I'm trying to figure out a good way to model a warboss on a warbike. There's no hope of converting a black reach warboss, they're nearly as big as the bike. The metal warbosses are likewise a little big and metal is very hard to work with for conversions. I have a forgeworld biking warboss but want to mess around with running a second. Also, I don't want to pay for another forgeworld model and it would look the exact same, which would be lame. My goal for my Orks is to have no 2 identical models amongst anything but the boyz, where out of 90 2 are bound to look similar and won't really be noticeable anyway. 

The warboss will have a powerklaw, attack squig, and cybork body.

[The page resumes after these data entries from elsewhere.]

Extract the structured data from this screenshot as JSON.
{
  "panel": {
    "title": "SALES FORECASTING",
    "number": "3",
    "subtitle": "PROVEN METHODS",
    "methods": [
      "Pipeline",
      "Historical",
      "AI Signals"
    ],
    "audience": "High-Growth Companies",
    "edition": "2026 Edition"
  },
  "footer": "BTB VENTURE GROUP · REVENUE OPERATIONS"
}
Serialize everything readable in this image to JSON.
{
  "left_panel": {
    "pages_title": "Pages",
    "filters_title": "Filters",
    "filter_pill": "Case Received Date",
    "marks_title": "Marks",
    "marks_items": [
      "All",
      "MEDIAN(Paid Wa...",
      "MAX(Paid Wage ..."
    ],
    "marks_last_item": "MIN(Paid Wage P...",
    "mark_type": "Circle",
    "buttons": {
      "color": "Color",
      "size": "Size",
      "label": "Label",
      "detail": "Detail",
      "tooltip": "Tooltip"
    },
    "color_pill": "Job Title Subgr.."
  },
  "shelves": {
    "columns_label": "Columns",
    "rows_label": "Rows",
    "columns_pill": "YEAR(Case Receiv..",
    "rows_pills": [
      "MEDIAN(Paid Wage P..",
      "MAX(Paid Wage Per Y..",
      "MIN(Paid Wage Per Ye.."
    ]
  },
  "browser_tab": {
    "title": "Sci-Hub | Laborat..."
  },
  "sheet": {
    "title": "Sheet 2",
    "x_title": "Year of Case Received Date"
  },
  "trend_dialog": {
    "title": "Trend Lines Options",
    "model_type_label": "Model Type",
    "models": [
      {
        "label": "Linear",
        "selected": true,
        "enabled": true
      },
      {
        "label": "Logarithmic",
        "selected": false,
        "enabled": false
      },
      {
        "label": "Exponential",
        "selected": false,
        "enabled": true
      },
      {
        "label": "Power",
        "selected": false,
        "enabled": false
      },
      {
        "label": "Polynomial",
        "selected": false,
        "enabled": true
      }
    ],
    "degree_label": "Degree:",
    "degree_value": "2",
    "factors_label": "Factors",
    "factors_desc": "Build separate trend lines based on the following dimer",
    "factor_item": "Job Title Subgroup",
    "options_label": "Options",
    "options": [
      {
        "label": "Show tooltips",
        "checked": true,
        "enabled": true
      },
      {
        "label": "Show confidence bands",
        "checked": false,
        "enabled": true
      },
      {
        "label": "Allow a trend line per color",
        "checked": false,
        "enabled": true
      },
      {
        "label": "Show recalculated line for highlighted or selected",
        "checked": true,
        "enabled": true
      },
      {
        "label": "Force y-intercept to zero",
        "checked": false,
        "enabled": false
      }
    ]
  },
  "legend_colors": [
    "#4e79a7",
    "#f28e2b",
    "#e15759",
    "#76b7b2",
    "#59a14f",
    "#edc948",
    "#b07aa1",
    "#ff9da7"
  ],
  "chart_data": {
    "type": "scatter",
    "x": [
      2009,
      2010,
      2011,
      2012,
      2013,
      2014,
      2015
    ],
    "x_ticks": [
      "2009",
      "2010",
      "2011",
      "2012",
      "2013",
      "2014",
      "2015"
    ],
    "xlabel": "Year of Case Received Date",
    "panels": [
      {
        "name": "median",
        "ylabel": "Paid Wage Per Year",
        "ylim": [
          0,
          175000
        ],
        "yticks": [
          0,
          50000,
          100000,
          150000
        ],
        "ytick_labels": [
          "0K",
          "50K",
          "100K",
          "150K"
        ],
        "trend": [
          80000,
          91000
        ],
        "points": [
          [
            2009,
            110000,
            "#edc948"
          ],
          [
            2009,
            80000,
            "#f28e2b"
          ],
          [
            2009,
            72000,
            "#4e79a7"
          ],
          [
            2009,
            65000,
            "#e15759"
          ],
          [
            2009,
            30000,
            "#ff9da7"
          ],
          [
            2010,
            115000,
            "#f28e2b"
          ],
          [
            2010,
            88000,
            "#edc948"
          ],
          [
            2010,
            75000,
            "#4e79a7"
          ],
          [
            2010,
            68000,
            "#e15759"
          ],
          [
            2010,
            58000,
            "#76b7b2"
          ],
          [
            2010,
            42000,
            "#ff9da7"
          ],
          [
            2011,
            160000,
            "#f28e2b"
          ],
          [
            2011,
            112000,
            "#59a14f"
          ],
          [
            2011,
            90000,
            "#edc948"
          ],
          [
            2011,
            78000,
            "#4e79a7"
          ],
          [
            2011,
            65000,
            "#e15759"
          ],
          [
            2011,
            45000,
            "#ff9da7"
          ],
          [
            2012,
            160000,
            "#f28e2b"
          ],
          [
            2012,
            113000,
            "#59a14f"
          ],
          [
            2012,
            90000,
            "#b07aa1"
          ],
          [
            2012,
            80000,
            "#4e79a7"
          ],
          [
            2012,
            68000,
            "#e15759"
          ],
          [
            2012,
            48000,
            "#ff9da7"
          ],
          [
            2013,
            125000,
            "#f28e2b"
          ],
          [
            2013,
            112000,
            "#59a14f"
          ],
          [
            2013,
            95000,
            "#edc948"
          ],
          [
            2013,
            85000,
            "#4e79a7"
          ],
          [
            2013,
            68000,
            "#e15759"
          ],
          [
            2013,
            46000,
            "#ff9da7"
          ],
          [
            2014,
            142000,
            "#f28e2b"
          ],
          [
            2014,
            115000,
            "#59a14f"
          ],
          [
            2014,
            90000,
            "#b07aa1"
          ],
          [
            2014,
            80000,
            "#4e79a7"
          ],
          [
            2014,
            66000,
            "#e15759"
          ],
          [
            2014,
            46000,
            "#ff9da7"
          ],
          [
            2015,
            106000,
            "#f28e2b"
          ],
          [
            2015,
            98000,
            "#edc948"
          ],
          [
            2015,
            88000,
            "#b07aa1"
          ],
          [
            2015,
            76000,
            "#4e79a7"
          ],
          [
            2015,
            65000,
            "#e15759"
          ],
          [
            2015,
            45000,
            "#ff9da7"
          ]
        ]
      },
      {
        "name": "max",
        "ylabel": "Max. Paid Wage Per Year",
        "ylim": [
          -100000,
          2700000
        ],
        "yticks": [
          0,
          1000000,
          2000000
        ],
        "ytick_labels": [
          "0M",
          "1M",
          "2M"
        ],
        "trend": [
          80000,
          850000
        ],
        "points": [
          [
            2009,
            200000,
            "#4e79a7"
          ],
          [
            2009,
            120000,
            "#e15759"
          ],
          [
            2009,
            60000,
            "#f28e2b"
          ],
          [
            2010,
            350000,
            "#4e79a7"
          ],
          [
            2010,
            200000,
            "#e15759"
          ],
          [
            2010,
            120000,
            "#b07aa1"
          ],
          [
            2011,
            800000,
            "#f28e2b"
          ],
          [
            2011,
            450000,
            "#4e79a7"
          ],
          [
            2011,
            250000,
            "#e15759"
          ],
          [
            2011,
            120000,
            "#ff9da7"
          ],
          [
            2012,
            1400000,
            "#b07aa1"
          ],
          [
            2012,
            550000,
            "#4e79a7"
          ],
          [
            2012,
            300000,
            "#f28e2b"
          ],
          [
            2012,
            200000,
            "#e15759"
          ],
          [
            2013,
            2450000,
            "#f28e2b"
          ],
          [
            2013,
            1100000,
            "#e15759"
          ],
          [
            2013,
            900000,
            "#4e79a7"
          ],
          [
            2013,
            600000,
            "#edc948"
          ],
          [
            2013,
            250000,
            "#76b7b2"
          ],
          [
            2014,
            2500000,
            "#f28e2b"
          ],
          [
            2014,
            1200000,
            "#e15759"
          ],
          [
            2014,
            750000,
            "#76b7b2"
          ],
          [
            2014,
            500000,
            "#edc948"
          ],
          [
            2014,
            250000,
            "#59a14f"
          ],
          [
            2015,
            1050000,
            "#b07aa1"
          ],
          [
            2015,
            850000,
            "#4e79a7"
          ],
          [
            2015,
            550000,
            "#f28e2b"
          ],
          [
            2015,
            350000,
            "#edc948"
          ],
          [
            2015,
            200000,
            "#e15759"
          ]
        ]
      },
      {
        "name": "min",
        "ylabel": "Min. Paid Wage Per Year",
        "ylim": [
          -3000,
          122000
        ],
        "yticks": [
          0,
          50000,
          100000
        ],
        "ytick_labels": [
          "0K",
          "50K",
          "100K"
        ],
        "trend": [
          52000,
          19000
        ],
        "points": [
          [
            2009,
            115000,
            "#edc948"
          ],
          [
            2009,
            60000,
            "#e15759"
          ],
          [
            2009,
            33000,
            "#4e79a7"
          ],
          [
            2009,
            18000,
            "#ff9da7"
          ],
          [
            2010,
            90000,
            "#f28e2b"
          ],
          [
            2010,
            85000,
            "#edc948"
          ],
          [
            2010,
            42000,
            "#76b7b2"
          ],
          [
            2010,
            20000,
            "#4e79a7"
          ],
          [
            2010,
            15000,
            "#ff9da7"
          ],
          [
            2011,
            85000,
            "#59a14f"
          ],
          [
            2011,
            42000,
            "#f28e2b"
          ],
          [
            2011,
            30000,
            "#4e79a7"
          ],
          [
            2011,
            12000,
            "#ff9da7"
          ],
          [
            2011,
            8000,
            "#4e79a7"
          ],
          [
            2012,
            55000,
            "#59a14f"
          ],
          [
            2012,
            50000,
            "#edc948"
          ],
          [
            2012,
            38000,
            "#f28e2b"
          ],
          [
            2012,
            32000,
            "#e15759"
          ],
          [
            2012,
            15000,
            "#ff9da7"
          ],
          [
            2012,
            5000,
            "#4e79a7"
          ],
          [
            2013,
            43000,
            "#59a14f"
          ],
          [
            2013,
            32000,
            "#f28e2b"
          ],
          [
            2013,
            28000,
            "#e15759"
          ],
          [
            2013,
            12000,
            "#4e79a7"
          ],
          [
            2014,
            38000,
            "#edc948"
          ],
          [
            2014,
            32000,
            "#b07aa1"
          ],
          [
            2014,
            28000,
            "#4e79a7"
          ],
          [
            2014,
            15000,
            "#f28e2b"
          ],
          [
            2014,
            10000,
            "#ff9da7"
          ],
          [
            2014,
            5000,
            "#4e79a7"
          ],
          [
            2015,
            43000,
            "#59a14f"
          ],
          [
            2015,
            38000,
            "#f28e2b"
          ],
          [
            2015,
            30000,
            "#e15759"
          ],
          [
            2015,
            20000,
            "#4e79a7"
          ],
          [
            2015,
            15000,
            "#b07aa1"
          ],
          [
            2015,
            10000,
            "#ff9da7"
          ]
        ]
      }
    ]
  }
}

So any thoughts as to what I can do? Since I inherited a partially assembled ghazgkull model (mega-armored gigundo ork) right now I'm planning on putting ghazgkull's powerklaw arm onto the nob torso (the arm will actually be larger than the torso). Is that awesomely Orky or just silly?


----------



## Damned Fist (Nov 2, 2007)

> There's no hope of converting a black reach warboss, they're nearly as big as the bike.


Well..., maybe I can offer a little hope to you. I converted this using the AoBR Warboss and a defkopta along with a few items from my bitz box.



















Hope this give you a few ideas anyway:victory:


----------



## Culler (Dec 27, 2007)

That looks pretty good, but may be a little more converting than I'm comfortable with. In particular I'd need to get the bits. Definitely an idea to consider, thanks!

However, the more I think about oversized mechanob as a warboss, the more I like the idea.


----------



## Crimzzen (Jul 9, 2008)

A nob /w grazkulla's (SP?) power klaw is a good start. 

I commonly see deff koptas used as bikes for warbosses. I'm sure you could kit bash something together from that.


----------



## stasiontko (Feb 25, 2009)

I love this idea. The hat is awesome. I hope you wouldn't mind if I stole it one day and put together similiar guy for my army


----------



## reasnd (Jan 14, 2009)

This is a cool conversion, and as to the AoBR Warboss on a bike I've seen one done. All the guy did was scratch build the bike!


----------